NC: I think there’s a lot of that. They’re too young, and waiting makes sense. And maybe they’re not as advanced, as in they’re not full bone-on-bone but they’re still in a lot of pain and discomfort. Some of them have had to give up certain activities or sports that they’ve enjoyed that now they can’t do. It’s a lot of that.
CH: I’ve seen a couple where people just don’t want foreign objects in them. Theoretically, if this all works out — and let’s say you have cells from yourself, it’s autologous, if everything absorbs away like it’s supposed to — then eventually, it becomes you, your own bone and cartilage.

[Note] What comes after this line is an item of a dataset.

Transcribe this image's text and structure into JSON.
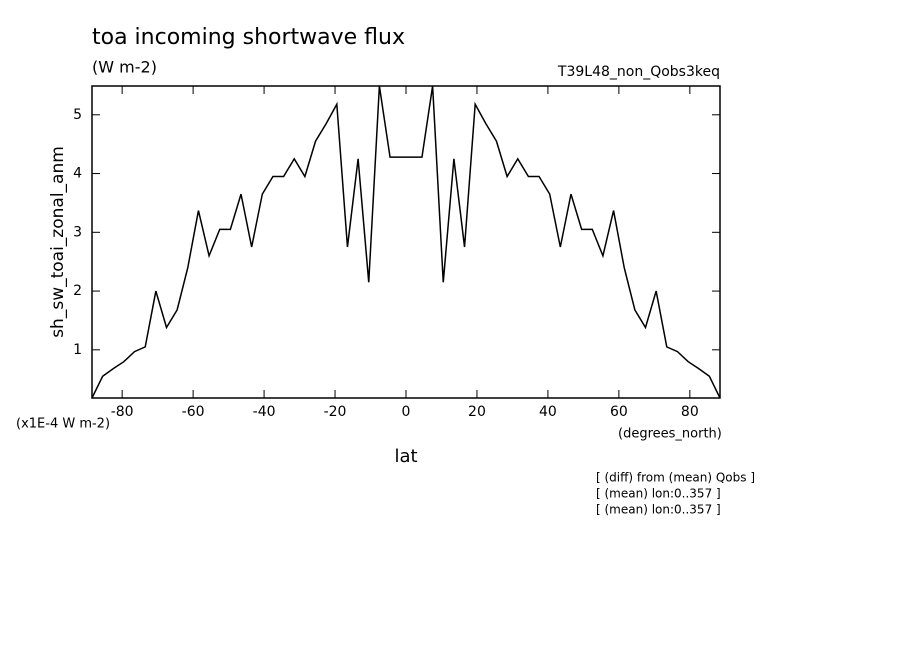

So some people are like, “If I could have something that’s living, that’s going to be part of me and not something that’s going to be sticking around as an object in me, I’d prefer that.”
NL: Zooming out, do you think this new technology could be useful for other joint replacements?
NC: If it was up to us to decide what joint to try this first, we wouldn’t have picked the knee. I understand where the decision came from because that’s where there is the greatest need. However, from a mechanical perspective and from a joint function and range-of-motion standpoint, it’s probably one of the hardest. We would have started in a different joint, just to kind of build up the proof of concept in something that’s a little bit more forgiving.
Given that context, I think we have a desire and a vision to see this as a platform technology that could be developed for other large joints, or even some smaller joints, depending on the function and the need. Hopefully, in due course, that’s something that we’ll want to pursue.
NL: If you had your pick, what joint would you have started with?
NC: One of our collaborators tells us the thumb is a very important area that actually doesn’t have very good technology currently, that is usable for [joint] replacement. Despite it looking like a very small joint, it actually undergoes a lot of high forces, but the range of motion is more limited. So that could be something that we could have worked on.
CH: And everybody likes to have their ability to grip things and “pincer action” [using the pointer finger and thumb to pick things up].
NC: And we’re all going to get really bad OA [osteoarthritis] of our thumbs with all the texting we do. So it’s been a problem, but it’s only going to get worse with the aging population.
This article is for informational purposes only and is not meant to offer medical advice.